Based on their behavior, cyber attackers seem to agree that old, proven tools are hard to beat. Email remains a cost-effective go-to tool for launching a cyber assault, relying on a little help from the human element.
Brandon Reid, Enterprise Sales Manager at Mimecast, an email security company, presented Anatomy of an Email-Borne Attack at Cyber Security Summit 2018. Email is the prime launch vehicle for phishing attacks, and it accounts for the preponderance of attacks – 91 percent – he said. Not only that, email is effective – about 30 percent of emailed phishing attacks were opened, according to statistics attributed to Verizon. Median time to user first clicks that opened the phishing emails is 100 seconds (Wired Magazine), and some 66 percent of a malware payload is delivered via malicious email attachments (FBI PSA), according to Reid’s presentation.

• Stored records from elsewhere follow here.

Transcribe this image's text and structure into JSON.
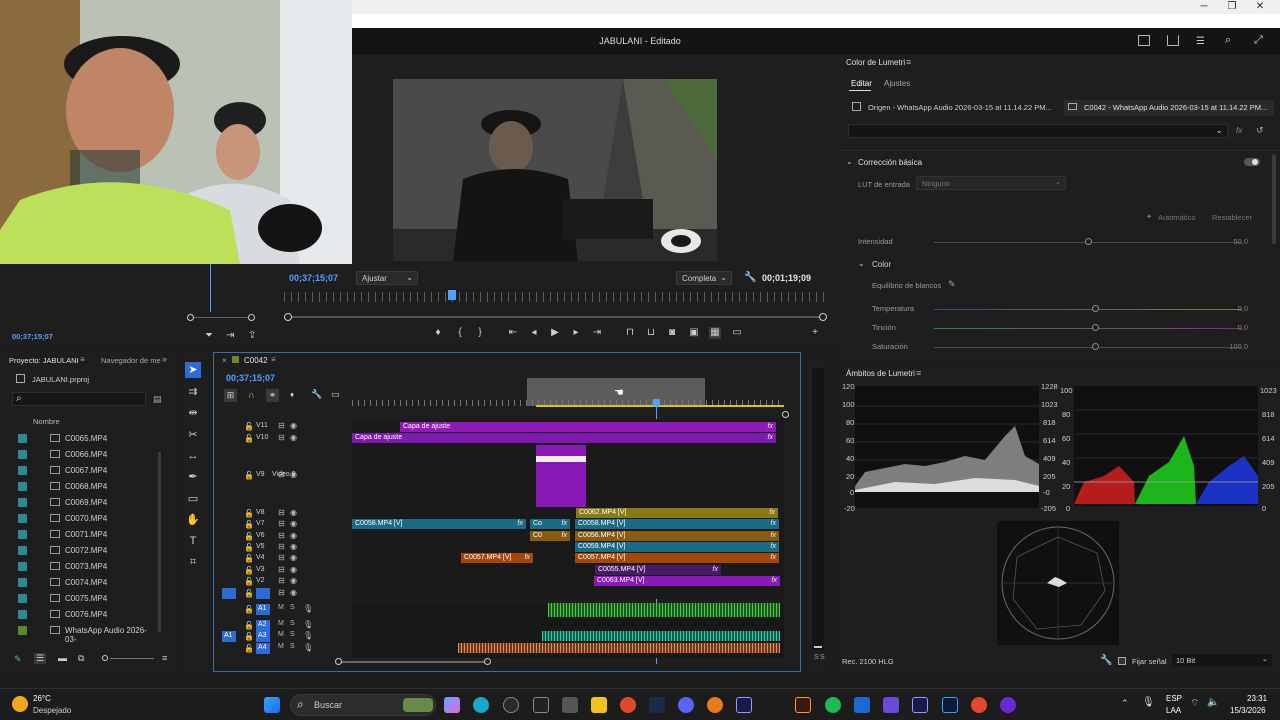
{
  "window": {
    "minimize": "─",
    "maximize": "❐",
    "close": "✕"
  },
  "app": {
    "title": "JABULANI - Editado"
  },
  "program_monitor": {
    "timecode_current": "00;37;15;07",
    "fit_select": "Ajustar",
    "quality_select": "Completa",
    "timecode_duration": "00;01;19;09"
  },
  "source_monitor": {
    "timecode": "00;37;15;07"
  },
  "lumetri_color": {
    "panel_title": "Color de Lumetri",
    "tab_edit": "Editar",
    "tab_settings": "Ajustes",
    "source_origin": "Origen - WhatsApp Audio 2026-03-15 at 11.14.22 PM...",
    "source_clip": "C0042 - WhatsApp Audio 2026-03-15 at 11.14.22 PM...",
    "section_basic": "Corrección básica",
    "lut_label": "LUT de entrada",
    "lut_value": "Ninguno",
    "auto_button": "Automático",
    "reset_button": "Restablecer",
    "intensity_label": "Intensidad",
    "intensity_value": "50,0",
    "intensity_level": 0.5,
    "color_section": "Color",
    "white_balance_label": "Equilibrio de blancos",
    "temperature_label": "Temperatura",
    "temperature_value": "0,0",
    "tint_label": "Tinción",
    "tint_value": "0,0",
    "saturation_label": "Saturación",
    "saturation_value": "100,0"
  },
  "lumetri_scopes": {
    "panel_title": "Ámbitos de Lumetri",
    "waveform_left_ticks": [
      "120",
      "100",
      "80",
      "60",
      "40",
      "20",
      "0",
      "-20"
    ],
    "waveform_right_ticks": [
      "1228",
      "1023",
      "818",
      "614",
      "409",
      "205",
      "-0",
      "-205"
    ],
    "parade_left_ticks": [
      "100",
      "80",
      "60",
      "40",
      "20",
      "0"
    ],
    "parade_right_ticks": [
      "1023",
      "818",
      "614",
      "409",
      "205",
      "0"
    ],
    "color_space": "Rec. 2100 HLG",
    "clamp_label": "Fijar señal",
    "bit_depth": "10 Bit"
  },
  "project": {
    "tab_project": "Proyecto: JABULANI",
    "tab_media": "Navegador de me",
    "file_name": "JABULANI.prproj",
    "column_name": "Nombre",
    "items": [
      "C0065.MP4",
      "C0066.MP4",
      "C0067.MP4",
      "C0068.MP4",
      "C0069.MP4",
      "C0070.MP4",
      "C0071.MP4",
      "C0072.MP4",
      "C0073.MP4",
      "C0074.MP4",
      "C0075.MP4",
      "C0076.MP4",
      "WhatsApp Audio 2026-03-"
    ]
  },
  "timeline": {
    "sequence_name": "C0042",
    "timecode": "00;37;15;07",
    "tracks_video": [
      "V11",
      "V10",
      "V9",
      "V8",
      "V7",
      "V6",
      "V5",
      "V4",
      "V3",
      "V2",
      "V1"
    ],
    "track_v9_name": "Video 9",
    "tracks_audio": [
      "A1",
      "A2",
      "A3",
      "A4"
    ],
    "clips": {
      "adj1": "Capa de ajuste",
      "adj2": "Capa de ajuste",
      "c0062": "C0062.MP4 [V]",
      "c0058a": "C0058.MP4 [V]",
      "co1": "Co",
      "c0058b": "C0058.MP4 [V]",
      "c0056": "C0056.MP4 [V]",
      "co2": "C0",
      "c0059": "C0059.MP4 [V]",
      "c0057a": "C0057.MP4 [V]",
      "c0057b": "C0057.MP4 [V]",
      "c0055": "C0055.MP4 [V]",
      "c0063": "C0063.MP4 [V]"
    },
    "fx": "fx"
  },
  "taskbar": {
    "weather_temp": "26°C",
    "weather_desc": "Despejado",
    "search_placeholder": "Buscar",
    "lang_top": "ESP",
    "lang_bottom": "LAA",
    "time": "23:31",
    "date": "15/3/2026"
  }
}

Why do hackers use email? Sheer volume is one reason – 225 billion emails are sent every day and that total is growing. Email is cheap, everywhere, trusted by users around the world and is a workhorse communications channel for organizations and individuals.
Reid noted that phishing ploys continue to rely on the classics. Traditionally risky scenarios persist: A third party on social media who observes public conversations and then asks too many personal questions, an employee who’s chatty about business on social media sites, and notification from a seemingly bona fide source that your account is frozen, often displaying what appears to be a legitimate company logo.
One telltale indicator that an email is not from a legitimate source is the URL. Senders may mimic a trusted source to trick people into opening the contaminated email, but close inspection may reveal that the URL doesn’t match the purported sender. Emails sent to mobile users make it even more difficult to detect counterfeit links when senders insert very long URLs on small screens to conceal the sender’s actual URL.
Supply chain impersonation emails are another common cyberattack technique in which an email appears to come from a trusted business partner, peer or supplier, relying on familiarity to heighten the chances that the email will be opened. Users should regard as red flags any emails that combine a financial ask and urgency, or which try to gather Protected Health Information or Personally Identifiable Information.
Among Mimecast’s approaches are sandboxing to manage “low-hanging fruit” and static file analysis to reveal inappropriate sender code, Reid said. Citing a case when a user sent highly confidential payroll information to the wrong source, he recommended content review before sending out any sensitive data in an email.